The job of a security officer can be rather low-key. If your shift consists of making night rounds at an unpopulated facility, you may go weeks without ever running into another person on your job, much less get involved in a confrontation.
Even security work at heavily trafficked areas can be rather peaceful – manning the front desk at the Yale Law School is unlikely to get you into a scrape with drunken louts or hormonal teenagers.
Mall security, on the other hand, is a job replete with such pleasures. While a mall isn’t as volatile as, say, a bar or night club, it can still be difficult to manage – a huge area with heavy foot traffic, family squabbles, shoplifting incidents; to all this, add the fact that in many towns, the local mall is a favorite hangout for teenagers – whose idea of “fun” has a massive overlap with an adult’s definition of “mayhem” – and being a mall cop suddenly seems like a job that demands non-trivial skills in people management.

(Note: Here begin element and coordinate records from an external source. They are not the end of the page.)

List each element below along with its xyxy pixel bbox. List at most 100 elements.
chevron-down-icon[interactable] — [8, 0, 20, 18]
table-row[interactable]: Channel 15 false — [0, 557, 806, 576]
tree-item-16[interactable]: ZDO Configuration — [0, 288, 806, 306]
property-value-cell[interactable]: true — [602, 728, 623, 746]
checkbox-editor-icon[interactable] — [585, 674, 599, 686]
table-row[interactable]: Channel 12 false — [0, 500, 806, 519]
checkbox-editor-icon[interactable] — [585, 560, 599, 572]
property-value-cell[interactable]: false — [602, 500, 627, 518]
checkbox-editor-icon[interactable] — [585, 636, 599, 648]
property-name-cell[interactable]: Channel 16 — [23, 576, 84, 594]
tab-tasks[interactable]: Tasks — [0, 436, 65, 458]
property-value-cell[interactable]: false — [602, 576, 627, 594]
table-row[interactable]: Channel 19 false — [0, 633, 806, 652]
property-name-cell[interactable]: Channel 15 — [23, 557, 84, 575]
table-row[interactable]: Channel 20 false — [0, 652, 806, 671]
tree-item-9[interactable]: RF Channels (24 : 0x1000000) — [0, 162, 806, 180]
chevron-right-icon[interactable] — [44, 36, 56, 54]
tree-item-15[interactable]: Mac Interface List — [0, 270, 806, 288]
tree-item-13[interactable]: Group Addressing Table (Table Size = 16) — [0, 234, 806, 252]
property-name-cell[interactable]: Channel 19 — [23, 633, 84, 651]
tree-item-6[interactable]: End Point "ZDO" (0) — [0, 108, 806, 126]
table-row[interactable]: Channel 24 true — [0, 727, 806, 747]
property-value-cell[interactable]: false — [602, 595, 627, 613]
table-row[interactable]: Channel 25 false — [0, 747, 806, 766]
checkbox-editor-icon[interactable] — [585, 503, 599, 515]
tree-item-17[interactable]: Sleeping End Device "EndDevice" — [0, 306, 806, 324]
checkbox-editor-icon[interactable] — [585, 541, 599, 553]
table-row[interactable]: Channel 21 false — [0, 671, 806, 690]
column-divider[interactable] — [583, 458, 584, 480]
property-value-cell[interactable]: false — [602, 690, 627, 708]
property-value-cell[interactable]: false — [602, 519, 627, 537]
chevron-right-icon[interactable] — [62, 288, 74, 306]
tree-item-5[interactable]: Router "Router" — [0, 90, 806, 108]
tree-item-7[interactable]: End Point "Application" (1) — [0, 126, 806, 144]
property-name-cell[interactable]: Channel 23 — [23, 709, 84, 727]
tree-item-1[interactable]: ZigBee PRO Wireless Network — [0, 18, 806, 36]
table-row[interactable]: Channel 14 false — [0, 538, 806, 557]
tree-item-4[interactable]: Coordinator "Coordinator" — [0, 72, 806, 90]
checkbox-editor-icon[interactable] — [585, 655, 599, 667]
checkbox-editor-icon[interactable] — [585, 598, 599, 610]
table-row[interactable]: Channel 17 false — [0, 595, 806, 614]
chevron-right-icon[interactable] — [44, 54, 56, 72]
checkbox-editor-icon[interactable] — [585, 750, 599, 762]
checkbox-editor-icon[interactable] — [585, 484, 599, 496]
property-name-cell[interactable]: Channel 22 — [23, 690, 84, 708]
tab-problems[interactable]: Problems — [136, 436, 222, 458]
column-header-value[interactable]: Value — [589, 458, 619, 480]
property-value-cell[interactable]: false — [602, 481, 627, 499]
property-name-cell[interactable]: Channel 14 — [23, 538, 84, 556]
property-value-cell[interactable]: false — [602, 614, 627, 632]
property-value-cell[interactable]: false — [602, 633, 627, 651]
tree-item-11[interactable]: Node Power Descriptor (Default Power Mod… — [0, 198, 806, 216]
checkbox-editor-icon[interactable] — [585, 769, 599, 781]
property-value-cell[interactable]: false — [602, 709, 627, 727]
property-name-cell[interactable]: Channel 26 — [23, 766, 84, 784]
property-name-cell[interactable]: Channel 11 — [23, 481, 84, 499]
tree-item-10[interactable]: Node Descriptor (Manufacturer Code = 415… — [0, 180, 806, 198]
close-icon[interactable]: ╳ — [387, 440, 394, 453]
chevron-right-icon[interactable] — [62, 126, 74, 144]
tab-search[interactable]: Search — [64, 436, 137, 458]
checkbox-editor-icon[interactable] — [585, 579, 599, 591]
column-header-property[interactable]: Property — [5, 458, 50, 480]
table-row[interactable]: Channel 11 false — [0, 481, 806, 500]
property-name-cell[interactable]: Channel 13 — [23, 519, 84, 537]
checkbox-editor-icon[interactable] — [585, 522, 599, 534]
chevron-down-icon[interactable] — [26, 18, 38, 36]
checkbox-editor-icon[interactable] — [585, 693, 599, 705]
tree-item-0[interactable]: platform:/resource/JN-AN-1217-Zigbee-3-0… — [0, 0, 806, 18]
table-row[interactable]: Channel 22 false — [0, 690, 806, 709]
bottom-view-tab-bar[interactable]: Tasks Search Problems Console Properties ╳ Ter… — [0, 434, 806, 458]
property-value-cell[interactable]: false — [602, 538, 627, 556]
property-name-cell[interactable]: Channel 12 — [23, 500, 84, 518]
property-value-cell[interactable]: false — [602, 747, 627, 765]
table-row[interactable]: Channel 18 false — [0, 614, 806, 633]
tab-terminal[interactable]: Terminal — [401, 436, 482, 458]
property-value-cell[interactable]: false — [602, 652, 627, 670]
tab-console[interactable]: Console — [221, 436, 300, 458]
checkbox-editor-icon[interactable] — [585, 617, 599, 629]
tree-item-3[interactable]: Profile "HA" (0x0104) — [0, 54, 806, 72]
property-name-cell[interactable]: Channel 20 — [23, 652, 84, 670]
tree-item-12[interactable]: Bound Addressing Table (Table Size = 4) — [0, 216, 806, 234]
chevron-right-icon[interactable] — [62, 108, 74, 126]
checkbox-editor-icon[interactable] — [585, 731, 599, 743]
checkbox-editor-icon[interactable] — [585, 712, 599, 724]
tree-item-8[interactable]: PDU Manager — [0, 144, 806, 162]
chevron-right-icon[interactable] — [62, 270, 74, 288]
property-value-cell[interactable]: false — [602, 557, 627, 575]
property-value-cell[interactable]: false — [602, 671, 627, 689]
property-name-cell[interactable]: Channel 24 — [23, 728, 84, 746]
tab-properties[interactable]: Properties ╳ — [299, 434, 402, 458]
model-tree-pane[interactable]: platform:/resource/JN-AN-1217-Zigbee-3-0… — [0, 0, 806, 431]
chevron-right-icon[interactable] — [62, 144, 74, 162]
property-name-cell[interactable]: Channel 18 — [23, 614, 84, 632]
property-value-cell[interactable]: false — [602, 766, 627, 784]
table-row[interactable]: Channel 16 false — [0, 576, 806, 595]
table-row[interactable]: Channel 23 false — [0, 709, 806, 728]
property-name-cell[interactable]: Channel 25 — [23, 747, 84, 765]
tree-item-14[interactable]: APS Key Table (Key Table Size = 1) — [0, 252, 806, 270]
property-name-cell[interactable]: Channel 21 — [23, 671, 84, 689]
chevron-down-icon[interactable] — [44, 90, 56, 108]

An effective mall security officer is someone who is able to oversee a large number of people, detect problems, manage aggressive individuals, take charge in health emergencies and respond to petty crime, and do all this while avoiding the use of excessive force and minimizing the potential for ugly incidents that may cause negative publicity for the mall and its resident businesses.
In locations with higher crime or poverty, mall security routinely have to deal with drug pushers or users, and check restrooms for people attempting to inhabit them.
In addition, with increasing public concern over terrorism over the past decade, mall security are also the first line of response to suspicious activities and items such as abandoned bags or suitcases.
You wouldn’t know this from popular culture, where “mall cop” is a term that’s frequently used in a way that suggests dismissal or even derision. Mediocre comedies portray the mall officer as a hapless schlub who couldn’t cut it as a police officer. The dismissive attitude even filters down to public figures, some of whom have used the term as a slur. For example, New York mayoral candidate Joe Lhota, when criticizing Port Authority police, referred to them as “nothing more than mall cops.”
In a more recent case, rapper Jay Z made an angry reference to the notorious Florida vigilante George Zimmerman after the latter’s acquittal, calling him “a novice” and an “[expletive] mall cop.”
The plight of the mall security officer is put in stark relief by the case of Atlanta’s Darien Long, famous on the Internet as the “Kick A** Mall Cop.” Long was the property manager of the Atlanta Metro Mall and an individual who took his job extremely seriously. To work, he packed handcuffs, mace, a Taser, a bulletproof vest, and the device that made him famous – a GoPro camera that recorded everything he did.
Long would record encounters with unruly mall visitors and post them on his YouTube channel; some of the videos show him Tasering people. The most famous clip shows him confronting a mother and her young children; he gets into an altercation with the woman, which soon turns into a shoving match; after blows start landing, he
While these encounters turned Long into the darling of justice-craving commenters on YouTube and the popular forum Reddit (the latter even held a fundraiser to buy him better equipment, which netted over $18,000), many others criticize his approach as needlessly aggressive and accuse him of being motivated less by security and more by the pleasure of a power trip.
The incidents didn’t just make Long famous online, but also landed him in trouble. In March of 2013, he was fired from his position. In an interview, he cited a somewhat convoluted chain of events as the reason for this: his antics drew attention to the mall from Atlanta police, which conducted an unusually high number of raids to root out counterfeit goods from resident businesses; two of the shops closed as a result, and the loss of business convinced mall authorities that Long’s tenure there was a liability.
The displeasure of Atlanta police with his actions didn’t stop there: Long was arrested and charged with battery for two incidents of tackling and Taser use; police officers testified against him in the case.
The experience of Darien Long is just one example of the fine line that mall security needs to tread, to be firm without being aggressive and tough without being violent. Furthermore, security officers need to do this without the power of arrest or the protection of laws that shield police officers from liability in many cases.
One hopes that at the very least, popular culture will become more aware of the difficult job mall cops perform and give them a bit more credit for it.